Dies kennzeichnete den Anfang einer langen Geschichte von Aggressionen gegen Kuba in allen seinen Bereichen des wirtschaftlichen und sozialen Lebens. Eine Geschichte, in der sich die wirtschaftliche, die biologische und die psychologische Kriegsführung durch Propaganda und Drohung mit militärischem Angriff mit dem Terrorismus verbanden, mit Sabotagen, paramilitärischen Aktionen und Anschlägen auf das Leben der politischen Führungspersönlichkeiten der Revolution; sie hatten fast alle ihren Ursprung im Süden Floridas.

Die Staatsanwaltschaft wird sagen, dies sei Propaganda und Paranoia Kubas. Ich frage mich, ob sie die Nerven hätte, nach Kuba zu fahren und dies den Müttern, Ehefrauen und Kindern zu sagen, deren Familienangehörige Opfer dieser Anschläge wurden. Solche Erklärungen der Staatsanwaltschaft beweisen fehlende menschliche Sensibilität und deren Unfähigkeit, sich in die Lage anderer zu versetzen.

Die Aktivitäten der im Süden Floridas ansässigen terroristischen und paramilitärischen Gruppen kubanischer Herkunft wurden systematisch von Einrichtungen der US-Regierung als Werkzeug der Außenpolitik gegen Kuba benutzt, mit Unterstützung dieser Einrichtungen, durch ihr schlichtes Gewährenlassen oder ihre nachsichtige Behandlung konnten die extremistischen Gruppen ihre Verbrechen ausführen, ohne ernsthafte Strafverfolgung fürchten zu müssen, auch wenn jemand tatsächlich verhaftet wurde.

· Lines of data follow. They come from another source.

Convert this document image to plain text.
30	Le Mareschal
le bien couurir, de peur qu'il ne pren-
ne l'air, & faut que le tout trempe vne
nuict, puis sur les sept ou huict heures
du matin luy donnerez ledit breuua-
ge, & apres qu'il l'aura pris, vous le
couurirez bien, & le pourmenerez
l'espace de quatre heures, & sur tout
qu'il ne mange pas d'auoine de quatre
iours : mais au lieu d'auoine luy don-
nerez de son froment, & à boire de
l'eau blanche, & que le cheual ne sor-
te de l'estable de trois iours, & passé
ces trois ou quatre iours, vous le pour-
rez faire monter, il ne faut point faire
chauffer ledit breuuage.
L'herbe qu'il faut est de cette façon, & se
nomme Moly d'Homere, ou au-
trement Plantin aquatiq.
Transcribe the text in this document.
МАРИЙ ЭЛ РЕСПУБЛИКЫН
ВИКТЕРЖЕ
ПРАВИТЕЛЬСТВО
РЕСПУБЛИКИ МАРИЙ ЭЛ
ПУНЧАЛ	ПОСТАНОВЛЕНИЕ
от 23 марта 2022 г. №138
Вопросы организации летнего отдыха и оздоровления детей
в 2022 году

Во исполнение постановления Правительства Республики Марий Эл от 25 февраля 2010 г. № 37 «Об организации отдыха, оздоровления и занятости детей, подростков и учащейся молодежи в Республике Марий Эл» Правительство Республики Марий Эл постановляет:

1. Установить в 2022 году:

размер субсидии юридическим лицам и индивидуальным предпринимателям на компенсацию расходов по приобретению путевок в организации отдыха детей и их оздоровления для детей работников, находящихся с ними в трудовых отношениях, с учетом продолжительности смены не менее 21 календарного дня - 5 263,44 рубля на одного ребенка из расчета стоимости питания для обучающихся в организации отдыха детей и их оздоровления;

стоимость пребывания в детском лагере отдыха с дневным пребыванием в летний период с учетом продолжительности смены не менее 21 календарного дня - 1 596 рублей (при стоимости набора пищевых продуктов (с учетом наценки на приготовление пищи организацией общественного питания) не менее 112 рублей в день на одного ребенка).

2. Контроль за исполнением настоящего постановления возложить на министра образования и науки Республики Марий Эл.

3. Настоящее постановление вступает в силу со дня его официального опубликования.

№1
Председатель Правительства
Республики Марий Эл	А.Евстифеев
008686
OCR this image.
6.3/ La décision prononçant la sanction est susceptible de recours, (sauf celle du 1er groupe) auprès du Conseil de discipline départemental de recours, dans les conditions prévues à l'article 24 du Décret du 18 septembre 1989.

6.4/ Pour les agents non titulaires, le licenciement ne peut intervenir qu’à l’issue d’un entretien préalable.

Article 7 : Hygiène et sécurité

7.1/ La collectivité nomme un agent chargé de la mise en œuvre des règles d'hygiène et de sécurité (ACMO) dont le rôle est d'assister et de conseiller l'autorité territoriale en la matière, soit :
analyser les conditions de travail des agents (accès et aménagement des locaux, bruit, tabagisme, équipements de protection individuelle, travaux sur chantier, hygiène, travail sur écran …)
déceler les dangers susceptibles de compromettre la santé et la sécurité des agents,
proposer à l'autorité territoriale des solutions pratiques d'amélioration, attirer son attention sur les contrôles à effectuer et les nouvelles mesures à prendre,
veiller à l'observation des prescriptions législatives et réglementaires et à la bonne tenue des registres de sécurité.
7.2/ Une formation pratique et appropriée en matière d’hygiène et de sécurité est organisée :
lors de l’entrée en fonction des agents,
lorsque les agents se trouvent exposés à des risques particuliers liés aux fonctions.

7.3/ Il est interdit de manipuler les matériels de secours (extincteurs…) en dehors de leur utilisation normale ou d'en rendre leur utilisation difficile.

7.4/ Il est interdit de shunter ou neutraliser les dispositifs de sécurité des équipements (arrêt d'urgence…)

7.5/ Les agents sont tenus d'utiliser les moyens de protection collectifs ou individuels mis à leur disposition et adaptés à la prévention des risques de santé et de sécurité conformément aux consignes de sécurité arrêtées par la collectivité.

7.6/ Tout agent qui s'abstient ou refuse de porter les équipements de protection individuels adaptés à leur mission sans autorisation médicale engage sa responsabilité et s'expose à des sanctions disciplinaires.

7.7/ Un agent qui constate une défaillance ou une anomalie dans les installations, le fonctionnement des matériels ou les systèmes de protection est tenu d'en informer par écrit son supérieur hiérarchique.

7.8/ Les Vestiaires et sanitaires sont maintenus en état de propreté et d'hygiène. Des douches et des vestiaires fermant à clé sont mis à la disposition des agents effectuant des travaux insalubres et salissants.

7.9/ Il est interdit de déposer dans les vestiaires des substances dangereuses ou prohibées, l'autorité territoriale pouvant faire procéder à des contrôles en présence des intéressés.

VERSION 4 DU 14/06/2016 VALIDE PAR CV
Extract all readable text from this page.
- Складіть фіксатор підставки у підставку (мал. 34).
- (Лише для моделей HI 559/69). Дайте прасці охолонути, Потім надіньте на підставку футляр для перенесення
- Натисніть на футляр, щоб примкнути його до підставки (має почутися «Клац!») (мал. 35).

Die terroristischen Gruppen des ultra-rechten Flügels in Miami wurden von der CIA geschaffen, ausgebildet und finanziert. Dies war dem kubanischen Volk bis zum Überdruß klar. Falls bei den in diesem Gerichtssaal Anwesenden noch irgendein Zweifel bestünde, dann brauchten sie sich nur die von der US-Regierung selbst in den Jahren 1997 und 1998 freigegebenen Dokumente anzusehen, in denen die Entscheidungen hoher Führungspersönlichkeiten dieses Landes deutlich dargestellt sind.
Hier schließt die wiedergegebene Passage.